Since a former union official noticed the Indian pipes loaded on a passing freight train, the United Steelworkers union has been trying “to galvanize the Granite City story into national outrage over steel imports, raising suggestions of protectionism in the process,” the Times said.

The union and its workers want steel pipe for future projects to be made in the United States, creating domestic jobs.

With the economy in tatters, top corporate executives often state privately that they fear this downturn will fuel public sentiment against foreign-made products, the Times said. “The imported pipe has inflamed that sentiment.”

The union filed an antidumping lawsuit in Washington last Wednesday against tubular and pipe steel imported from China. A day earlier, workers staged a rally in Granite City, drawing more than 500 people to the same field where the lengths of “Indian pipe,” as the people in the steel town call them, have been stacked.

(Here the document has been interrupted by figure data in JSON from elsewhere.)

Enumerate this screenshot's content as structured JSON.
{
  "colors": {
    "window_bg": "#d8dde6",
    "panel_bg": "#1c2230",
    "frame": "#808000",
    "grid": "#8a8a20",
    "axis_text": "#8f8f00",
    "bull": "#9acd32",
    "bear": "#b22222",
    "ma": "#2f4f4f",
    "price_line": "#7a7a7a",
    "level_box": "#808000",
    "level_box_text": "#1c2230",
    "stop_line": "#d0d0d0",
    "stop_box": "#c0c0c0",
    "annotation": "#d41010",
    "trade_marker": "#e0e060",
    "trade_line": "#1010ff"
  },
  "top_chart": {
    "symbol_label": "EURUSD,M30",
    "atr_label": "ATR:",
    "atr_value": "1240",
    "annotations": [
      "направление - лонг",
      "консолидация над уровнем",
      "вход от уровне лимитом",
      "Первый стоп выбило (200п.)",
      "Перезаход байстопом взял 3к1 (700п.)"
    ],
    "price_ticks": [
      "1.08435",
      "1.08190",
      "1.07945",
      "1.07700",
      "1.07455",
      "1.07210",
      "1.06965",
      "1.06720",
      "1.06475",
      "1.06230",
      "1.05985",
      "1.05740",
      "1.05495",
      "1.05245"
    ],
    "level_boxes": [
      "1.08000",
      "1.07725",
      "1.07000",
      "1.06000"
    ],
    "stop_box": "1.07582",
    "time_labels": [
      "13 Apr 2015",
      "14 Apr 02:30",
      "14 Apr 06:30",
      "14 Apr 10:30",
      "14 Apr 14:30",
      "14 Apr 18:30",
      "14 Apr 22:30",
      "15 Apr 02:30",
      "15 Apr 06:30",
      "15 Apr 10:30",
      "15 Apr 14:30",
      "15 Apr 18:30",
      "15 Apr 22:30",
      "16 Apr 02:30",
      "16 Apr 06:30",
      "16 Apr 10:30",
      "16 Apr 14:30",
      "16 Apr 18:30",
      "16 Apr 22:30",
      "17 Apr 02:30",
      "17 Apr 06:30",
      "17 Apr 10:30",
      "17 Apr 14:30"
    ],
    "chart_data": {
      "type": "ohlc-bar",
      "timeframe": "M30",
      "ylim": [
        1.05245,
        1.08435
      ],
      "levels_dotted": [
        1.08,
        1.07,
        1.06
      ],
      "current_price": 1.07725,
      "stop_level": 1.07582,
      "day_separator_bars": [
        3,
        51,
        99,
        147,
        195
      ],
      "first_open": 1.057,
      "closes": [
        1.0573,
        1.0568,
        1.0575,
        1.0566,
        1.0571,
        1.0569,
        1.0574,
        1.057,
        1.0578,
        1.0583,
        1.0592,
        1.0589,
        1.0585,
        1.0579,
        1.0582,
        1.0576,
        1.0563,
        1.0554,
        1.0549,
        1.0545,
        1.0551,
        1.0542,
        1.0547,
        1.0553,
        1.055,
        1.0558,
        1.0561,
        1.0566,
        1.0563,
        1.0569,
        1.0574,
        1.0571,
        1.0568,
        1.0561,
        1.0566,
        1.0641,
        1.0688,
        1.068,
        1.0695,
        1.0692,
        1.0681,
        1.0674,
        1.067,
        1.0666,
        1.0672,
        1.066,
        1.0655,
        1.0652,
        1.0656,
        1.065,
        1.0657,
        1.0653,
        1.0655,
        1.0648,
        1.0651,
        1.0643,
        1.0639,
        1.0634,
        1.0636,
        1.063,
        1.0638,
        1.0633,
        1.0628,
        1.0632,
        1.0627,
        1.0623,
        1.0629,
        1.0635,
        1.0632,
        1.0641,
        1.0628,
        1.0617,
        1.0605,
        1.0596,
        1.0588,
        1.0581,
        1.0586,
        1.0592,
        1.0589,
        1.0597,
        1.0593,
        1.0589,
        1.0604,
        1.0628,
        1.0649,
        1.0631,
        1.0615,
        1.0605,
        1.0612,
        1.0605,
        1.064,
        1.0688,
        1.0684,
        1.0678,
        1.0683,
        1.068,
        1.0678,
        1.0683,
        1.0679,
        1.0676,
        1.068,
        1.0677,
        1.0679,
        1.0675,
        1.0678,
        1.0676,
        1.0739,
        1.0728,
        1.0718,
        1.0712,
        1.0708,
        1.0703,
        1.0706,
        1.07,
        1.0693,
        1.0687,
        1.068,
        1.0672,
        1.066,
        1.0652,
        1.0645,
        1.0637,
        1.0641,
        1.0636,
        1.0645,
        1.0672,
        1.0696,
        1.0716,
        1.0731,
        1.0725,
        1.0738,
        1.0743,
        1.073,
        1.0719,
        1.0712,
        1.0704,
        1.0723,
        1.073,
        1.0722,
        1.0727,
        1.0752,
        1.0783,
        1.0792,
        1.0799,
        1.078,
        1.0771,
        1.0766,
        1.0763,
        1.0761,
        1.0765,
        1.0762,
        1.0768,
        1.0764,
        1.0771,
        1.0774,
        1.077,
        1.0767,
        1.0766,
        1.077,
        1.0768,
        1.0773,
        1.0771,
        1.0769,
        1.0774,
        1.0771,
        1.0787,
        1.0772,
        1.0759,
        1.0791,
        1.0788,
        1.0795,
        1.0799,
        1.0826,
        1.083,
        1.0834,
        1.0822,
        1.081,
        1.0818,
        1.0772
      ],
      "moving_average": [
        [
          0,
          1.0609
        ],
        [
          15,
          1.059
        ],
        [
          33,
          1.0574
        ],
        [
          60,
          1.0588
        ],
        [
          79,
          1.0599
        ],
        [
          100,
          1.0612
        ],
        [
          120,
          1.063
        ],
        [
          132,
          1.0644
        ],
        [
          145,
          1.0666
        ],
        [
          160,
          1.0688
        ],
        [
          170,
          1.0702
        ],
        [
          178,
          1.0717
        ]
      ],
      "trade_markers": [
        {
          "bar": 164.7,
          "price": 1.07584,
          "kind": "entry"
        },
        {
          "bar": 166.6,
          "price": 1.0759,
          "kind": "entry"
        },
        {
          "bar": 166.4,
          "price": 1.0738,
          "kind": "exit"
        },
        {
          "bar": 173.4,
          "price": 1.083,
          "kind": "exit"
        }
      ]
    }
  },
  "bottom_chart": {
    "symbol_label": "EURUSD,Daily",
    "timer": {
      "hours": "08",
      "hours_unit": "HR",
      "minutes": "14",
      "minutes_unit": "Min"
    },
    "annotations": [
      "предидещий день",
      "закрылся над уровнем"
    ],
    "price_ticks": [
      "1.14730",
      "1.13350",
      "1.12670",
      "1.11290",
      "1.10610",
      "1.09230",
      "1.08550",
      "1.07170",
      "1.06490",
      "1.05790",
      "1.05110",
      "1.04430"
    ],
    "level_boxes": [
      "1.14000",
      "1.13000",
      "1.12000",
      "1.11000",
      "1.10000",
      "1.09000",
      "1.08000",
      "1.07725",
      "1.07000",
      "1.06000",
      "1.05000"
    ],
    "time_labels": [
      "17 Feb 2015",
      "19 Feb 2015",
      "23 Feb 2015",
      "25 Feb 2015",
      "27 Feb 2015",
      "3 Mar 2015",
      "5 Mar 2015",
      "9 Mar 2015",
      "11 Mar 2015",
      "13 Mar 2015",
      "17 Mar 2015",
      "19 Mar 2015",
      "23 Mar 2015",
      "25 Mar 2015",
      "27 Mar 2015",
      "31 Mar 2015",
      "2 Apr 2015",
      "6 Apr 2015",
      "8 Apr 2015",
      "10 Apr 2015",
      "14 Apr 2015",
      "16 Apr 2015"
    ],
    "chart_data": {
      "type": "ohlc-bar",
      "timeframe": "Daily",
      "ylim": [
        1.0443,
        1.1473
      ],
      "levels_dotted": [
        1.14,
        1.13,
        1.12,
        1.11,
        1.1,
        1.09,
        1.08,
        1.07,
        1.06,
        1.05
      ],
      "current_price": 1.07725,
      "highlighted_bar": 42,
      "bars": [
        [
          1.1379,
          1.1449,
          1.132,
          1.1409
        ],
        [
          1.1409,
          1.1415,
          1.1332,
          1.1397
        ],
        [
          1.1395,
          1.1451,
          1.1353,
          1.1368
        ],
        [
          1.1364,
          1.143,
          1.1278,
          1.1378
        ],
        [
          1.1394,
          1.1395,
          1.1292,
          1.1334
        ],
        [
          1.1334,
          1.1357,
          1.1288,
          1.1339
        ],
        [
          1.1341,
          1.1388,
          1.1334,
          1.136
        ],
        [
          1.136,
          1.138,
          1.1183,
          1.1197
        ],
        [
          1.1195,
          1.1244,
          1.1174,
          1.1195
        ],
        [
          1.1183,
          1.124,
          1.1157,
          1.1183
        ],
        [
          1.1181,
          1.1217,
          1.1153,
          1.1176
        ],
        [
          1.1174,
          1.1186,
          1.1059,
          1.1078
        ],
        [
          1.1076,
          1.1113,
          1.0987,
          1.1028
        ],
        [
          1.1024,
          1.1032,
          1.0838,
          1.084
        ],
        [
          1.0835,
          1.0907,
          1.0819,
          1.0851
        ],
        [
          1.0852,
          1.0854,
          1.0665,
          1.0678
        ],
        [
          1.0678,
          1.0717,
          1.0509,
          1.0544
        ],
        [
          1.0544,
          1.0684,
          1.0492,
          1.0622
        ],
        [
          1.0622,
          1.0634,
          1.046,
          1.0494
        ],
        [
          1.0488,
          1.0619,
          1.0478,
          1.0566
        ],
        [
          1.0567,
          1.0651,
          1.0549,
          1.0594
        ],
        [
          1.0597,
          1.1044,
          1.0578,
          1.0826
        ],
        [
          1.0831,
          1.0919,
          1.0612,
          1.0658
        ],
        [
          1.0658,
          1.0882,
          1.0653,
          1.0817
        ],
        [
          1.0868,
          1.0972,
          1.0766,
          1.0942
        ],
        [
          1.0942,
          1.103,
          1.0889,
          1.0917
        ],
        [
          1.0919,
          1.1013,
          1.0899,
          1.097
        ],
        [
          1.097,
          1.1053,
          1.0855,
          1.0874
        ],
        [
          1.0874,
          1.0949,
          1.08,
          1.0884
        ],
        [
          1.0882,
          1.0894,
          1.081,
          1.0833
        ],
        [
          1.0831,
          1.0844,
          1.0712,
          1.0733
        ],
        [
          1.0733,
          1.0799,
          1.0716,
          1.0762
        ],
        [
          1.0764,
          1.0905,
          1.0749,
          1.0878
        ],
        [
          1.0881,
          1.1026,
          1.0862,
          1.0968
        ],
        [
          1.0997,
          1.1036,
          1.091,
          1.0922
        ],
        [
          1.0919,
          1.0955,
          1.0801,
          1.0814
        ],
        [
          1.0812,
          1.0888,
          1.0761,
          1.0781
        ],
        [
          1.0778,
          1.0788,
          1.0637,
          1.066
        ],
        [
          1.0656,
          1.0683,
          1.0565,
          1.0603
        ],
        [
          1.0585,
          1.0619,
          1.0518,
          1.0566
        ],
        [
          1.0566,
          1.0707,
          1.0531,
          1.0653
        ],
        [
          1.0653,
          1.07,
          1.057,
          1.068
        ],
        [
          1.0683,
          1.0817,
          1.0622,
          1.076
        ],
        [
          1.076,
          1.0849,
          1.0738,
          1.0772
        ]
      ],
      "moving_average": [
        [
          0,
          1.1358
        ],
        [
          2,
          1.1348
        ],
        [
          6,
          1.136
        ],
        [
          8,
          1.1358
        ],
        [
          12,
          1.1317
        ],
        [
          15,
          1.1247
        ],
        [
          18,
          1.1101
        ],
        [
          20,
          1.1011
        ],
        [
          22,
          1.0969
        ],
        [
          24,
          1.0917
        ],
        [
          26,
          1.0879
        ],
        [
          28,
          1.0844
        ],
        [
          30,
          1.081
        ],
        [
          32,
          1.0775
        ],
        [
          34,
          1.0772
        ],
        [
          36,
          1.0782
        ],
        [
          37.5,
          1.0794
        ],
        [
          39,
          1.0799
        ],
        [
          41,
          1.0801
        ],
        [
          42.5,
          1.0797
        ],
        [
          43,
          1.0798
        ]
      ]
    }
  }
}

The union’s hope is that the Indian pipe episode will provoke a broad outcry, and similar finger-pointing, forcing Congress to tighten trade rules and pressuring companies that import steel to buy more from domestic suppliers instead, the daily said.

An American mill provided 30 percent of the pipe, Canadian mills 23 percent and a giant Indian company, Welspun, the remaining 47 percent, at a low enough price, TransCanada says, to compete with American-made pipe, even allowing for shipping.

“American and Canadian mills would have gotten more if they had had the available capacity to meet our requirements,” said Robert Jones, a TransCanada vice president cited by the Times.